A theme running through many of my posts is the patient-centered ethic of care: patient autonomy as the pre-eminent ethical principle, and patients’ values as definitive of the ends and goals of medical practice. This conflicts with a paternalistic notion of care, of course (and in doing so is hardly unique in today’s ethical climate). But it also conflicts with any “exceptionalist” medical ethic, that is, any claim that the ethics of medicine somehow take precedence over individuals’ rights or values because medicine, as a unique and traditional profession, has an “internal ethic” that trumps the ethical claims of mere patients, or of society. I am not the only person to hold such positions, though my views on them are probably further out on a limb than most people’s. However, I also believe these views impinge on a proper understanding of the factual ground of medical practice as well.

Obviously, medical science just is what it is – moral principles do not change the facts of the case (even if they influence which facts are sought by researchers, or acted on by clinicians).

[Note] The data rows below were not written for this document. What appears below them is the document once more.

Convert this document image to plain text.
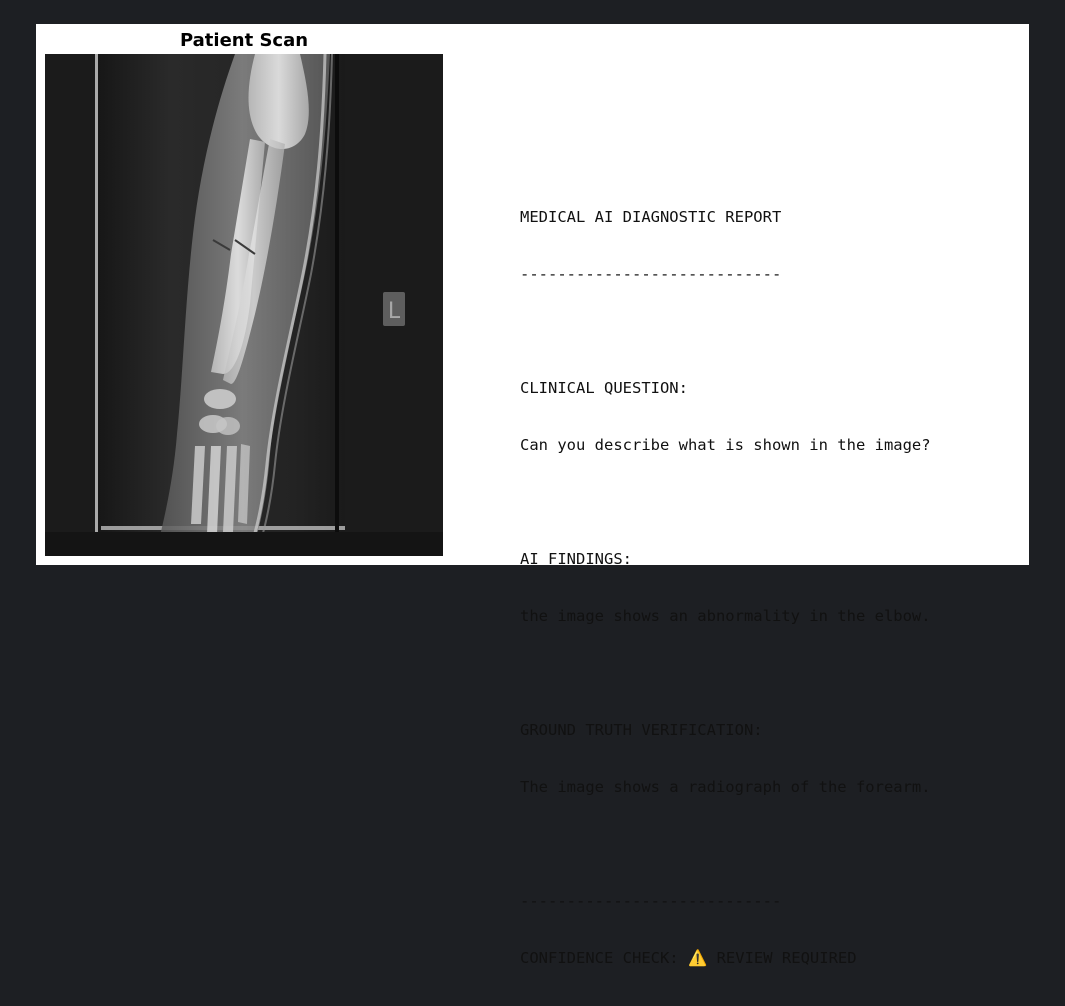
Patient Scan
L

MEDICAL AI DIAGNOSTIC REPORT

----------------------------

CLINICAL QUESTION:

Can you describe what is shown in the image?

AI FINDINGS:

the image shows an abnormality in the elbow.

GROUND TRUTH VERIFICATION:

The image shows a radiograph of the forearm.

----------------------------

CONFIDENCE CHECK: ⚠️ REVIEW REQUIRED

But medical practice, even more than most technological practices, operates on a highly value-laden vision of scientific fact, and nowhere more so than in the concept of the “definition of disease”. To traditionalists, nothing could be simpler: disease is whatever conflicts with “health”, and “health” can be identified in some sort of “I-know-it-when-I-see-it” natural law fashion. (More recently, the notion of “normal species functioning” has emerged as a “scientific” definition of health.) To critics, the “obvious” conception of health and disease is fraught with imposed meanings: not merely what kind and range of conditions or functions we take to be “normal”, but even what conditions are recognized at all. (The history of women’s depression, ADHD, and homosexuality are cases in point. “Drapetomania” – the pathological inclination of American slaves to run away – is a tragically hilarious example of socially-constructed disease, and likewise Tris Engelhardt’s celebrated paper on “the disease of masturbation” is a classic on the subject.)

For the most part, this debate has been a conceptually important, but in practice marginal, bywater of bioethics. It matters a great deal what diseases are recognized as candidates for treatment, but, with the exception of certain controversial psychiatric conditions (notably homosexuality), those determinations have been imposed by insurance companies, not derived by philosophers of medicine. The issue is coming to the fore today, however, in high-profile ethical controversies with distinct practical impact.